Carta ao poeta desaparecido


Se lhe perguntarem, meu amigo, o porquê de suas atuais ausências das palavras, diga-lhes que você está a largar saudades por aí, que anda de equilibrista em espiral de calendário, segue colhendo alecrim. Lembre, como que por nada, que tem ouvido uns bons sambas do Noel Rosa e que pressente cheiro de carnaval nas ruas de nosso Recife. Assegure que está muitíssimo preocupado com o futuro das andorinhas. Aproveite e fale um tanto mal da transposição do Rio São Francisco.

Mas não, meu bom amigo, não fale a verdade. Você é poeta, não é funcionário público: não tem presunção de boa-fé! Mas também não precisa mentir, porque essa coisa de “ou é verdade ou é mentira” não passa de reducionismo e essas dicotomias rasas não funcionam no poema. É só fingir um bocadinho, entende? Na vá admitir que se escreve pouco, se quase não se dá às letras, é porque o texto já lhe é, por demais, perigoso. O poema eterniza a dor. Mas assumir essas fragilidades é o fim, é eternizar o poema. E ninguém agüenta, nem mesmo o leitor mais encantado e sofrido, um poeta de repeteco.

Vá lá que você se encontre preso naquela mesma rima barata. É até compreensível que já não se aperceba de suas intimidades com as linhas, que nem as tardes de Candeias lhe façam repletos os olhos. Entende-se cabalmente sua incapacidade de tirar verso do que quer que seja. Nem as lembranças lhes são mais suficientes. Você desdenha do vendedor de doce japonês, dos tocadores de alfaia do Bairro de São José. Você não cumprimenta mais Iemanjá, nem se veste com a guia de Xangô. Você ignora a fabulosa incerteza das coisas. Compreensível. Mas não, meu amigo, não se deixe entregue.

Vão lhe dizer que isso passa e que em certo tempo você voltará ao papel. Não responda, não aceite prazo. Sim, porque isso não passa. É você quem passará isso. E quando passar, você nem mais será você... Até lá não se incomode muito. Tristeza a gente esquece nos cantinhos. Entre as páginas cinqüenta um e cinqüenta e dois dos Manuscritos Econômico-filosóficos que você deixou na mesa da sala, por exemplo. Entre uma esquina e outra das ladeiras de Olinda. Entre novembro e dezembro.
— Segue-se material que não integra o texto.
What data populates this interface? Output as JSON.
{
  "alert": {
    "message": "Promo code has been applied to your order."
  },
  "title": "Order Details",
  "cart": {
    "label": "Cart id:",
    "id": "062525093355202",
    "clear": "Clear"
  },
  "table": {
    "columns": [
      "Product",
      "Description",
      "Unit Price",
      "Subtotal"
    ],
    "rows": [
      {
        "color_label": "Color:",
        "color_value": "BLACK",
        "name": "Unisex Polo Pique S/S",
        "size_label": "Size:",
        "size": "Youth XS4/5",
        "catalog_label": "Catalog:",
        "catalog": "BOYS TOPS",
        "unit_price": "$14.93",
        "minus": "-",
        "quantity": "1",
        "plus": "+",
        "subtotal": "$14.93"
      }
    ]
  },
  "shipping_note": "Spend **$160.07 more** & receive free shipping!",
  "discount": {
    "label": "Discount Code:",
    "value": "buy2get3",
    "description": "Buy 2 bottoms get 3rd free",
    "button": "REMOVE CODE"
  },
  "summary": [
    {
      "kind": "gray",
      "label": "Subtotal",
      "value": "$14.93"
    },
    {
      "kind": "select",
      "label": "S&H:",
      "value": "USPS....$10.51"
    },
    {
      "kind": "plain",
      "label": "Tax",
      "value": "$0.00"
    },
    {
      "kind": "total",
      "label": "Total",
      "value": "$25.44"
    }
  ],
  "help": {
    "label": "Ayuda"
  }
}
Tristeza se desfaz nas coisas miúdas. Tudo bem que você está à espera do dia em que todos os poetas sairão às ruas e farão de automóveis versos, de asfalto, de presilha de cabelo, de vestido amarelo de Cecília, de pactos de paz, de lixo radioativo produzirão estrofes. Tudo bem que você aguarda grandiosidades, você é um poeta, mesmo o cotidiano é imenso e as joaninhas para você serão sempre asteróides. Mas a tristeza, ah meu amigo, a tristeza é discreta. Portanto, vá de calmaria. Caminhe, siga. E se lhe perguntarem o porquê de suas atuais ausências das palavras, você já sabe o que retorquir.

Diga-lhes que está a cozer horizontes e que conversa com os baobás sobre o materialismo histórico-dialético. Lembre-se, como que por nada, do fato de serem os baobás marxistas e de que você descobriu há pouco o cinema francês. Fale das novidades de Natália e de que agora você sabe bem onde fica a República Dominicana. Faça ar de estou-à-disposição e roube um beijo rapidamente. Não diga a verdade, mas também não minta. Dê um jeitinho daqueles seus, porque eu desconfio meu amigo, que isso já é poesia.

5 Comments:

At 11:11 AM, Anonymous Anonymous said...

E de cá penso e me pergunto: onde andará minha poetisa desaparecida?
Colarei anúncios por todos os postes, por todas as sombras frescas, por todos os lugares de porres, por todo pedaço de mundo que a ins-pire.
E mais! Um 0800 pra qualquer desinformação, qualquer pista que me leve leve ao encontro da poeta.
Enquanto isso vou. quieta. sendo. levada pela desvia que pouco trafega poesia. Torcendo por um acidente, um choque quase violento, que descatracalize, quebre engrenagens. e me cause sobrevôos.

Tu, mesmo com tantos pesos, sempre voando. Uma boniteza toda.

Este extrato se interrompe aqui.